Due to the period of accelerating industrialization and urbanization, oil consumption in emerging market economies has grown rapidly along with economic development; and the main oil-consuming growth countries are countries that subsidize oil consumption, which has made non-OECD countries’ oil demand growth stronger. The rigid features. In addition, the decline in oil consumption in OECD countries will hardly offset the growth in consumption in non-OECD countries, and world oil demand will continue to grow.
On the supply side, conventional oil production in non-OPEC oil-producing countries has reached a peak. Since the mid-1990s, non-OPEC countries’ oil reserves have been in a “deficit†state, and each year production is 4 billion to 5 billion barrels more than new exploration reserves. Judging from the rate of decline in reserves, non-OPEC countries’ oil production is experiencing a decline or peak. The International Energy Agency predicts that non-OPEC conventional oil production will decline from 39.3 million barrels/day in 2008 to 35.30 million barrels/day in 2030. PFC Energy Consulting predicts that the difference between non-OPEC oil supply and world oil consumption will continue to expand. In the future, global oil supply growth will become more dependent on OPEC oil producers. By 2030, OPEC’s share of the oil market will come from the current 44% rose to 52%.
Jiang Xuefeng said that compared with more than 10 years ago, the world's major oil and gas producing countries have witnessed a significant drop in the discovery of new reserves.
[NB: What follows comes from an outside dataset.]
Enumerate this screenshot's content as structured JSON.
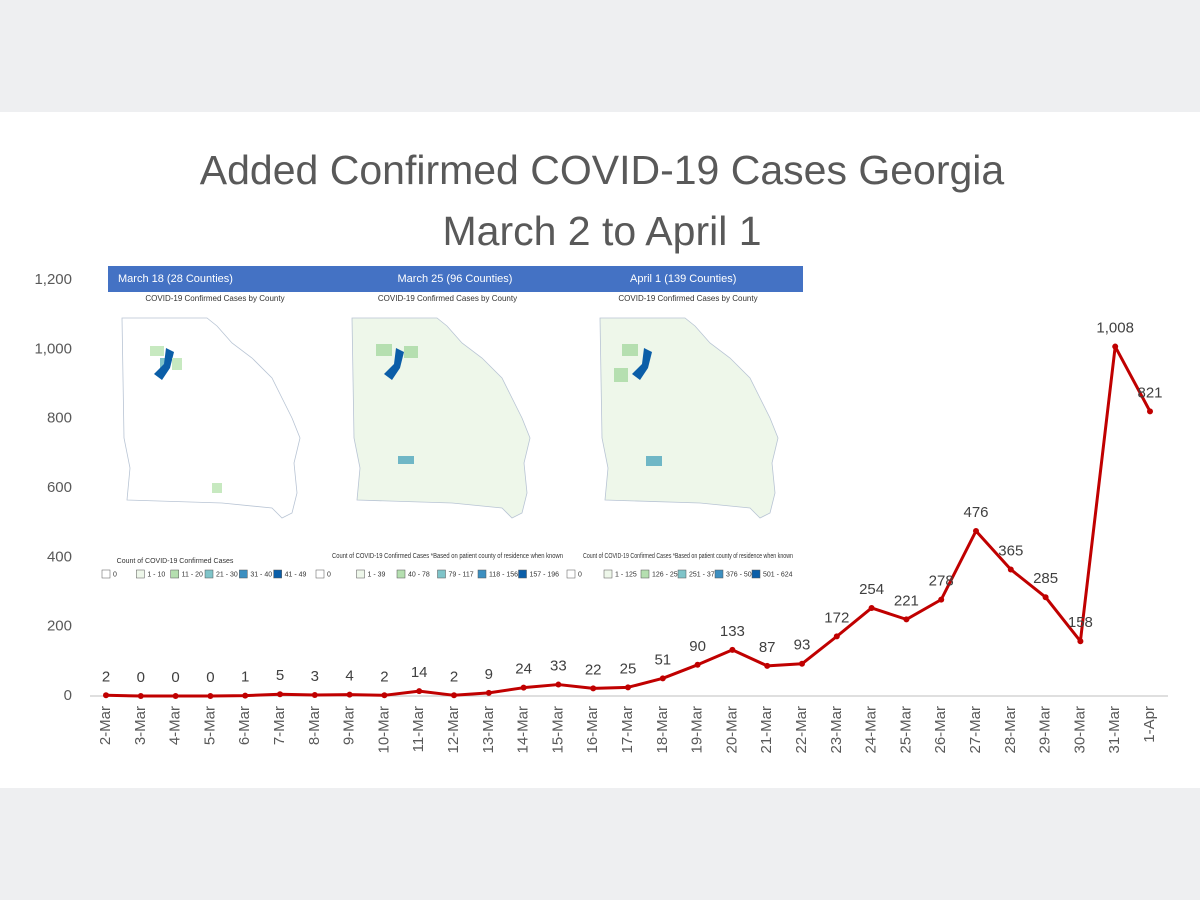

The remaining recoverable reserves are concentrated in OPEC and a few countries in Russia and Central Asia, which makes the combination of investment and quality resources obstructed. This led to an extremely mismatch between investment growth and supply capacity growth.
This is due first and foremost to the fact that the oil companies in these countries are responsible for the economic and social transfer payments, which often leads to their own lack of investment; secondly, they need to create a balance between supply and demand to control oil prices in a favorable range; again, these countries have political turmoil or external The tightening of cooperation policies has affected the combination of foreign capital and quality resources. According to statistics, the upstream investments of the world’s 50 largest oil companies have risen from about 150 billion U.S. dollars in 2000 to more than 360 billion U.S. dollars, with an average annual growth rate of 11%. The peak in 2008 was close to 500 billion U.S. dollars, while the oil production in the same period only increased. 1.8%.
Jiang Xuefeng pointed out that at present, financial speculation and the trend of the US dollar have become new fundamental factors in the international oil market, and its impact on oil prices will be long-term. The two "rigidities" of supply and demand provide conditions for the operation of speculative capital. It is expected that oil prices will spiral It rose and showed high volatility in the medium term.
He believes that in the absence of supply constraints, there are two possible world peak oil demand in advance: First, the emergence of breakthrough technology in hybrid and electric vehicles; Second, the large-scale replacement of natural gas for oil. According to analysis, if the global average energy efficiency of light vehicles is 50% higher than the current, the demand for gasoline in the United States will be 46% lower than the current; while natural gas resources are abundant, resources and investment are easy to combine, and development is cheap, price discounts on oil may result from The conversion of oil to natural gas.